Я с трудом уволок арбуз по трапу самолета. Еще большего труда стоило уговорить пилотов спрятать его в холодильник.
Переворота арбуз не сделал, но ему были рады. Мохнатых и насупленных я не нашел. Были люди, каких я встречал в Москве. Каждый день.
…В бараке мне жить не пришлось. Хотя в поселке в дни прихода «Лены» тесновато, меня поселили в комнатке при каком-то складе аппаратуры. Пятый день я живу в крепком, очень теплом доме, в доме, который никогда не увижу. Дом завален снегом по самую макушку. От моих дверей к другим домикам ведет сложный лабиринт ходов и траншей, откопанных в снегу. На всякий случай в доме есть выходной люк. В сильные заносы придется гулять через потолок. Иногда почти по крышам ходит бульдозер, снимает излишки снега. Снег, оказывается, невероятно тяжелая штука.

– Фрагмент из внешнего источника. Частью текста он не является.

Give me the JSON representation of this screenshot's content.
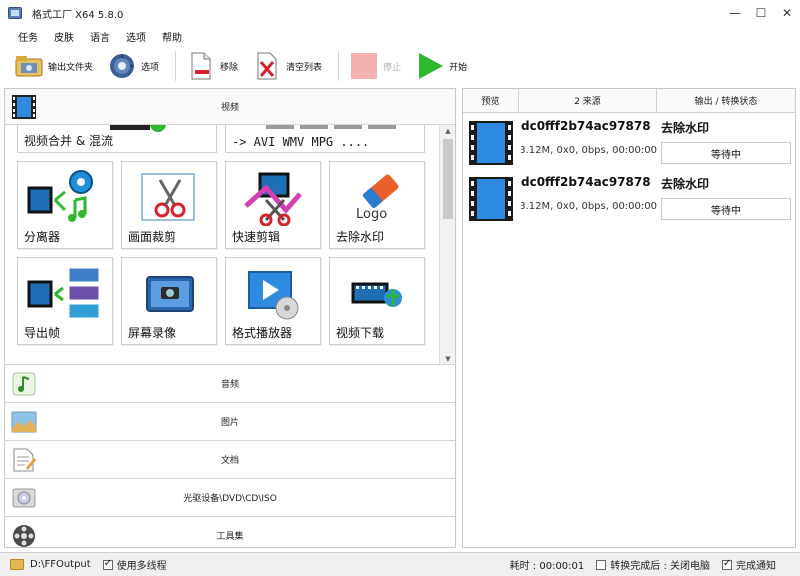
{
  "window": {
    "title": "格式工厂 X64 5.8.0",
    "controls": [
      "—",
      "☐",
      "✕"
    ]
  },
  "menu": [
    "任务",
    "皮肤",
    "语言",
    "选项",
    "帮助"
  ],
  "toolbar": {
    "output_folder": "输出文件夹",
    "options": "选项",
    "remove": "移除",
    "clear_list": "清空列表",
    "stop": "停止",
    "start": "开始"
  },
  "left": {
    "video_category": "视频",
    "tiles_partial": [
      "视频合并 & 混流",
      "-> AVI WMV MPG ...."
    ],
    "tiles": [
      "分离器",
      "画面裁剪",
      "快速剪辑",
      "去除水印",
      "导出帧",
      "屏幕录像",
      "格式播放器",
      "视频下载"
    ],
    "logo_text": "Logo",
    "categories": [
      "音频",
      "图片",
      "文档",
      "光驱设备\\DVD\\CD\\ISO",
      "工具集"
    ]
  },
  "right": {
    "columns": {
      "preview": "预览",
      "source": "2 来源",
      "output": "输出 / 转换状态"
    },
    "tasks": [
      {
        "name": "dc0fff2b74ac97878",
        "action": "去除水印",
        "info": "3.12M, 0x0, 0bps, 00:00:00",
        "status": "等待中"
      },
      {
        "name": "dc0fff2b74ac97878",
        "action": "去除水印",
        "info": "3.12M, 0x0, 0bps, 00:00:00",
        "status": "等待中"
      }
    ]
  },
  "statusbar": {
    "output_path": "D:\\FFOutput",
    "multithread": "使用多线程",
    "elapsed": "耗时 : 00:00:01",
    "after_done": "转换完成后 : 关闭电脑",
    "notify": "完成通知"
  },
  "colors": {
    "accent_green": "#2eb82e",
    "film_blue": "#1e6fb5",
    "disabled_red": "#f3b1b1"
  }
}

Поселок расположен в сравнительно удачном уголке Антарктиды. Летом здесь очень тепло, например минус два градуса. По улицам-лабиринтам снеговая каша хлюпает водой. Вездеходы обдают прохожих зевак талой водичкой, смешанной с гремучими льдинками. Водитель ухмыляется, как московский лихач-таксист. Когда с юга поддувает ветер и льдинки цепенеют в лужах, на весь поселок раздается пронзительный визг снега. Бревенчатые сани-волокуши поют по снегу, орут, визжат, скрипят, как поросята на свиноферме, расположенной за поселком.
Снег, оледеневший, зернистый, сияет на солнце битым стеклом и хрустит и звенит под санями, как стекло. Весь день сани, прицепленные к тягачам, возят ящики с красной полосой на боку, доски, мешки, бочки, фанеру. Их выгружают па берег с «Лены». Там, где она стоит, у ледяного припая, темнеет жутко синяя, как сам, наверное, синий-синий цвет, морская равнина с таким ароматным названием — океан. Правда, называется видимая часть воды морем, но за ней лежит океан, а море никакими берегами не очерчено, поэтому все говорят: океан.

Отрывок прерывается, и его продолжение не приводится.